Isto, apesar de tudo, nunca foi um entrave no Real Madrid. É o clube que fez de treinadores como Luis Molowny (nos anos 80) ou Vicente del Bosque (na década de 90) profissionais de sucesso. Molowny nunca repetiu o êxito em mais lado nenhum, Del Bosque ainda conseguiu alongá-lo à seleção espanhola, onde aplicou o método-Barça, radicalizando-o até, mas com o recurso à super-equipa que havia na altura em Camp Nou. E é aqui que se chega ao ponto fulcral: a equipa. O Real Madrid que Molowny levou a duas vitórias na Taça UEFA, na década de 80, ainda tinha Santillana, Juanito ou Camacho, além do próprio Del Bosque em final de carreira, mas juntava-lhes o sangue novo de craques a aparecer, como Butragueño, Martín Vasquez, Chendo ou Sanchis. A equipa que fez de Del Bosque protagonista como técnico tinha Raul, Casillas, Morientes, Figo, Makelélé, Zidane, Roberto Carlos ou Hierro, além do próprio Zidane. E este Real Madrid pós-Ronaldo, com Sérgio Ramos no estaleiro, o que tem? Modric com 35 anos? Benzema com 32? Marcelo com 32? Hazard, autor de três golos em 28 jogos em ano e meio, quando tinha feito 21 em 52 partidas na última época no Chelsea?

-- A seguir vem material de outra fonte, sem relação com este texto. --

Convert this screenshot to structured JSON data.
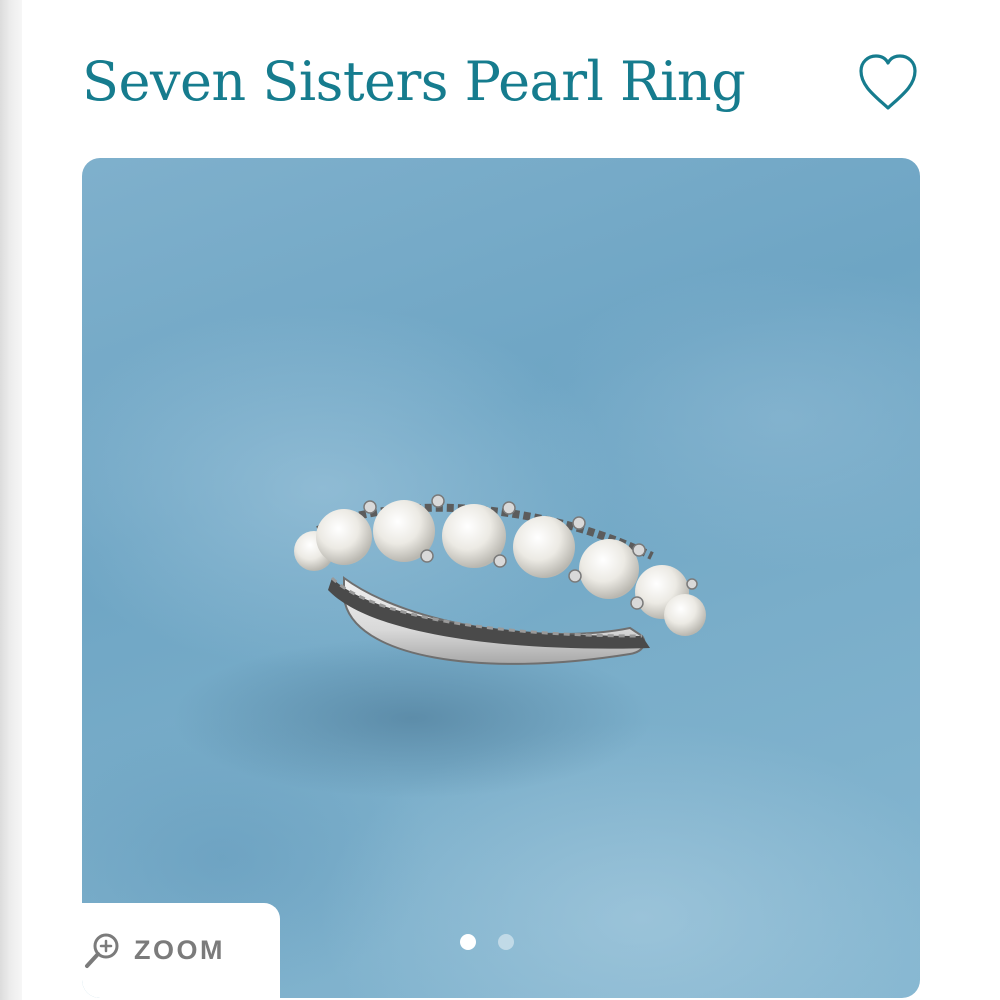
{
  "product": {
    "title": "Seven Sisters Pearl Ring",
    "image_alt": "Sterling silver band set with seven pearls on a blue textured background"
  },
  "actions": {
    "favorite_icon": "heart-outline-icon",
    "zoom_label": "ZOOM",
    "zoom_icon": "magnifier-plus-icon"
  },
  "carousel": {
    "total_slides": 2,
    "active_slide": 1
  },
  "colors": {
    "brand": "#167c8e",
    "zoom_text": "#7b7b7b",
    "background_blue": "#7fb0cc"
  }
}
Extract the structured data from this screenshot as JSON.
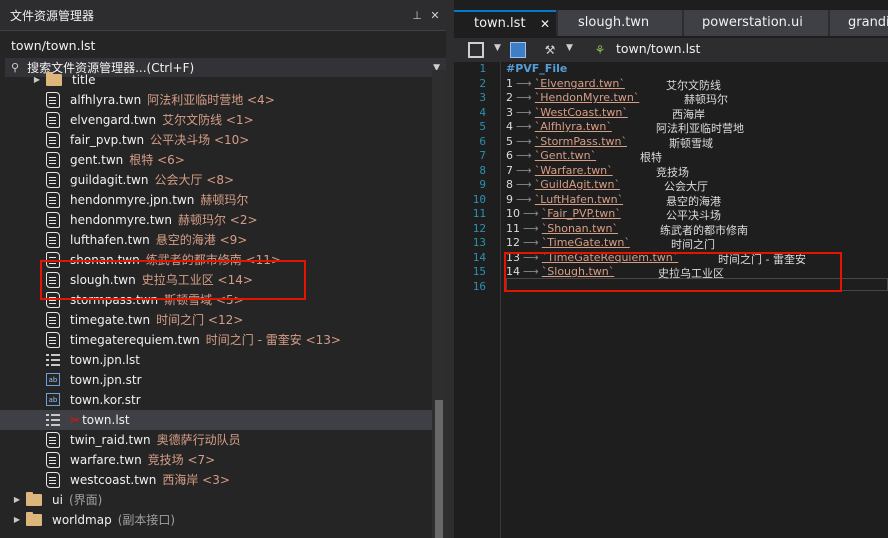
{
  "explorer": {
    "title": "文件资源管理器",
    "pin_glyph": "⊥",
    "close_glyph": "✕",
    "path": "town/town.lst",
    "search_placeholder": "搜索文件资源管理器...(Ctrl+F)",
    "items": [
      {
        "name": "title",
        "desc": "",
        "icon": "folder-icon",
        "expander": "▶"
      },
      {
        "name": "alfhlyra.twn",
        "desc": "阿法利亚临时营地 <4>",
        "icon": "scroll-file-icon"
      },
      {
        "name": "elvengard.twn",
        "desc": "艾尔文防线 <1>",
        "icon": "scroll-file-icon"
      },
      {
        "name": "fair_pvp.twn",
        "desc": "公平决斗场 <10>",
        "icon": "scroll-file-icon"
      },
      {
        "name": "gent.twn",
        "desc": "根特 <6>",
        "icon": "scroll-file-icon"
      },
      {
        "name": "guildagit.twn",
        "desc": "公会大厅 <8>",
        "icon": "scroll-file-icon"
      },
      {
        "name": "hendonmyre.jpn.twn",
        "desc": "赫顿玛尔",
        "icon": "scroll-file-icon"
      },
      {
        "name": "hendonmyre.twn",
        "desc": "赫顿玛尔 <2>",
        "icon": "scroll-file-icon"
      },
      {
        "name": "lufthafen.twn",
        "desc": "悬空的海港 <9>",
        "icon": "scroll-file-icon"
      },
      {
        "name": "shonan.twn",
        "desc": "练武者的都市修南 <11>",
        "icon": "scroll-file-icon"
      },
      {
        "name": "slough.twn",
        "desc": "史拉乌工业区 <14>",
        "icon": "scroll-file-icon"
      },
      {
        "name": "stormpass.twn",
        "desc": "斯顿雪域 <5>",
        "icon": "scroll-file-icon"
      },
      {
        "name": "timegate.twn",
        "desc": "时间之门 <12>",
        "icon": "scroll-file-icon"
      },
      {
        "name": "timegaterequiem.twn",
        "desc": "时间之门 - 雷奎安 <13>",
        "icon": "scroll-file-icon"
      },
      {
        "name": "town.jpn.lst",
        "desc": "",
        "icon": "list-file-icon"
      },
      {
        "name": "town.jpn.str",
        "desc": "",
        "icon": "str-file-icon"
      },
      {
        "name": "town.kor.str",
        "desc": "",
        "icon": "str-file-icon"
      },
      {
        "name": "town.lst",
        "desc": "",
        "icon": "list-file-icon",
        "selected": true,
        "modified": "✂"
      },
      {
        "name": "twin_raid.twn",
        "desc": "奥德萨行动队员",
        "icon": "scroll-file-icon"
      },
      {
        "name": "warfare.twn",
        "desc": "竞技场 <7>",
        "icon": "scroll-file-icon"
      },
      {
        "name": "westcoast.twn",
        "desc": "西海岸 <3>",
        "icon": "scroll-file-icon"
      },
      {
        "name": "ui",
        "desc": "(界面)",
        "icon": "folder-icon",
        "expander": "▶",
        "gray": true
      },
      {
        "name": "worldmap",
        "desc": "(副本接口)",
        "icon": "folder-icon",
        "expander": "▶",
        "gray": true
      }
    ]
  },
  "tabs": [
    {
      "label": "town.lst",
      "active": true,
      "close": "✕"
    },
    {
      "label": "slough.twn"
    },
    {
      "label": "powerstation.ui"
    },
    {
      "label": "grandis"
    }
  ],
  "toolbar": {
    "path": "town/town.lst"
  },
  "editor": {
    "header": "#PVF_File",
    "arrow": "⟶",
    "lines": [
      {
        "n": "1",
        "key": "1",
        "file": "`Elvengard.twn`",
        "desc": "艾尔文防线"
      },
      {
        "n": "2",
        "key": "2",
        "file": "`HendonMyre.twn`",
        "desc": "赫顿玛尔"
      },
      {
        "n": "3",
        "key": "3",
        "file": "`WestCoast.twn`",
        "desc": "西海岸"
      },
      {
        "n": "4",
        "key": "4",
        "file": "`Alfhlyra.twn`",
        "desc": "阿法利亚临时营地"
      },
      {
        "n": "5",
        "key": "5",
        "file": "`StormPass.twn`",
        "desc": "斯顿雪域"
      },
      {
        "n": "6",
        "key": "6",
        "file": "`Gent.twn`",
        "desc": "根特"
      },
      {
        "n": "7",
        "key": "7",
        "file": "`Warfare.twn`",
        "desc": "竞技场"
      },
      {
        "n": "8",
        "key": "8",
        "file": "`GuildAgit.twn`",
        "desc": "公会大厅"
      },
      {
        "n": "9",
        "key": "9",
        "file": "`LuftHafen.twn`",
        "desc": "悬空的海港"
      },
      {
        "n": "10",
        "key": "10",
        "file": "`Fair_PVP.twn`",
        "desc": "公平决斗场"
      },
      {
        "n": "11",
        "key": "11",
        "file": "`Shonan.twn`",
        "desc": "练武者的都市修南"
      },
      {
        "n": "12",
        "key": "12",
        "file": "`TimeGate.twn`",
        "desc": "时间之门"
      },
      {
        "n": "13",
        "key": "13",
        "file": "`TimeGateRequiem.twn`",
        "desc": "时间之门 - 雷奎安"
      },
      {
        "n": "14",
        "key": "14",
        "file": "`Slough.twn`",
        "desc": "史拉乌工业区"
      }
    ],
    "last_line_number": "16"
  }
}
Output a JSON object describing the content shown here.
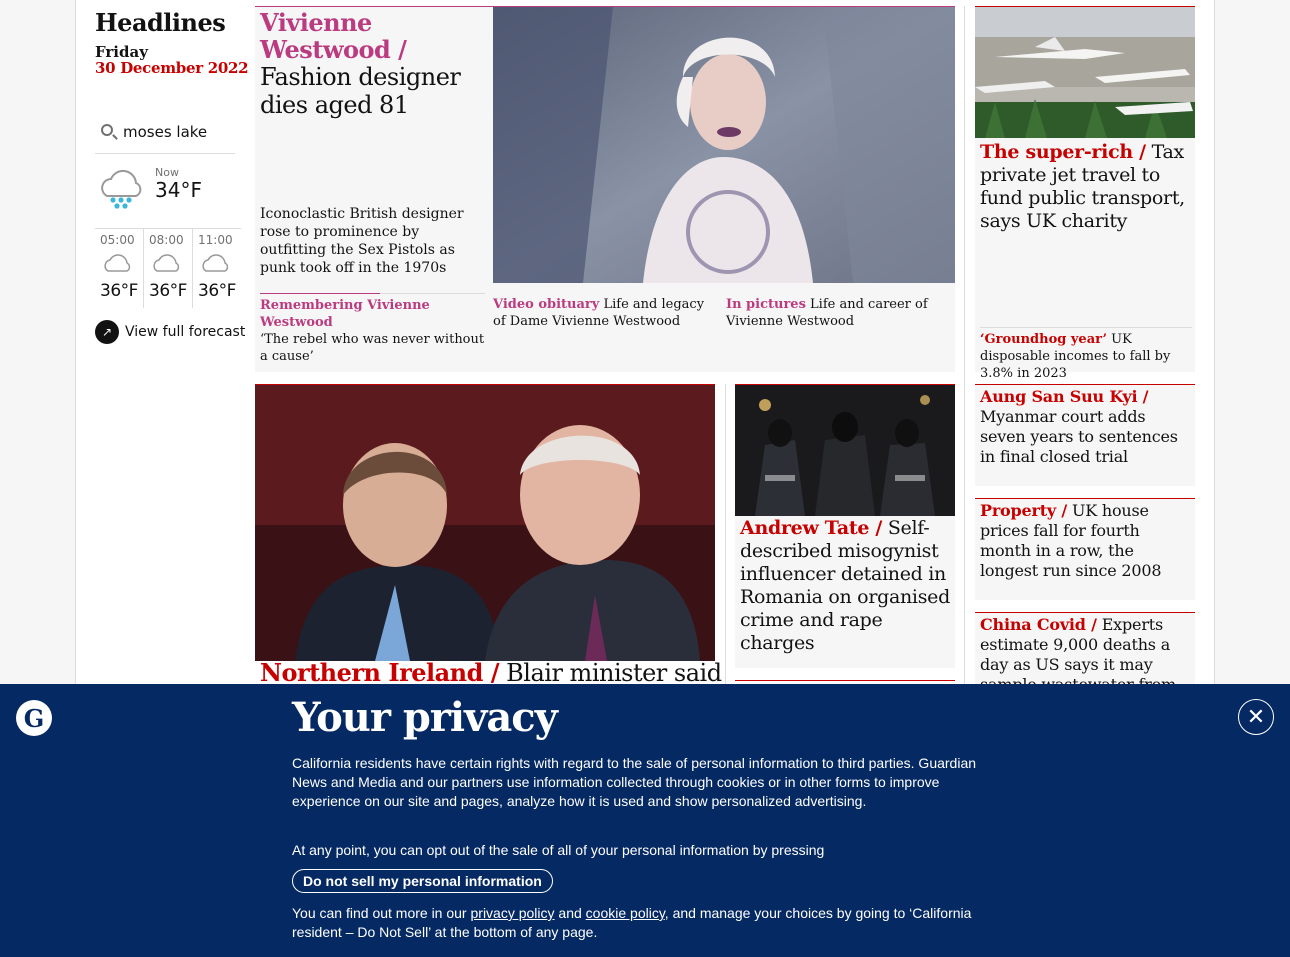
{
  "sidebar": {
    "title": "Headlines",
    "day": "Friday",
    "date": "30 December 2022",
    "search_value": "moses lake",
    "weather": {
      "now_label": "Now",
      "now_temp": "34°F",
      "now_icon": "sleet-cloud-icon",
      "forecast": [
        {
          "time": "05:00",
          "temp": "36°F",
          "icon": "cloud-icon"
        },
        {
          "time": "08:00",
          "temp": "36°F",
          "icon": "cloud-icon"
        },
        {
          "time": "11:00",
          "temp": "36°F",
          "icon": "cloud-icon"
        }
      ],
      "full_forecast_label": "View full forecast"
    }
  },
  "cards": {
    "westwood": {
      "kicker": "Vivienne Westwood /",
      "title": "Fashion designer dies aged 81",
      "standfirst": "Iconoclastic British designer rose to prominence by outfitting the Sex Pistols as punk took off in the 1970s",
      "subs": [
        {
          "kicker": "Remembering Vivienne Westwood",
          "text": "‘The rebel who was never without a cause’"
        },
        {
          "kicker": "Video obituary",
          "text": "Life and legacy of Dame Vivienne Westwood"
        },
        {
          "kicker": "In pictures",
          "text": "Life and career of Vivienne Westwood"
        }
      ]
    },
    "jet": {
      "kicker": "The super-rich /",
      "title": "Tax private jet travel to fund public transport, says UK charity",
      "sub_kicker": "‘Groundhog year’",
      "sub_text": "UK disposable incomes to fall by 3.8% in 2023"
    },
    "blair": {
      "kicker": "Northern Ireland /",
      "title": "Blair minister said"
    },
    "tate": {
      "kicker": "Andrew Tate /",
      "title": "Self-described misogynist influencer detained in Romania on organised crime and rape charges"
    },
    "small": [
      {
        "kicker": "Aung San Suu Kyi /",
        "title": "Myanmar court adds seven years to sentences in final closed trial"
      },
      {
        "kicker": "Property /",
        "title": "UK house prices fall for fourth month in a row, the longest run since 2008"
      },
      {
        "kicker": "China Covid /",
        "title": "Experts estimate 9,000 deaths a day as US says it may sample wastewater from"
      }
    ]
  },
  "privacy": {
    "logo": "G",
    "title": "Your privacy",
    "p1": "California residents have certain rights with regard to the sale of personal information to third parties. Guardian News and Media and our partners use information collected through cookies or in other forms to improve experience on our site and pages, analyze how it is used and show personalized advertising.",
    "p2": "At any point, you can opt out of the sale of all of your personal information by pressing",
    "button": "Do not sell my personal information",
    "p3_a": "You can find out more in our",
    "privacy_link": "privacy policy",
    "p3_and": "and",
    "cookie_link": "cookie policy",
    "p3_b": ", and manage your choices by going to ‘California resident – Do Not Sell’ at the bottom of any page.",
    "close": "✕"
  },
  "colors": {
    "news_red": "#c70000",
    "lifestyle_pink": "#bb3b80",
    "brand_blue": "#052962"
  }
}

Provavelmente voltamos ao raciocínio inicial: naquele momento em que estão entre a espada e a parede, as grandes equipas, feitas de grandes jogadores, respondem à altura. O problema deste Real Madrid, a razão pela qual já leva cinco derrotas em 15 jogos esta época, tendo ganho apenas um dos últimos cinco, pode estar além de Zidane. Mesmo que este chumbe nos dois testes que aí vêm – Sevilha FC no sábado e Borussia M’Gladbach na quarta-feira – e seja demitido, poderemos chegar à conclusão que quem falhou foi quem lhe deu uma equipa sem condições para ter sucesso.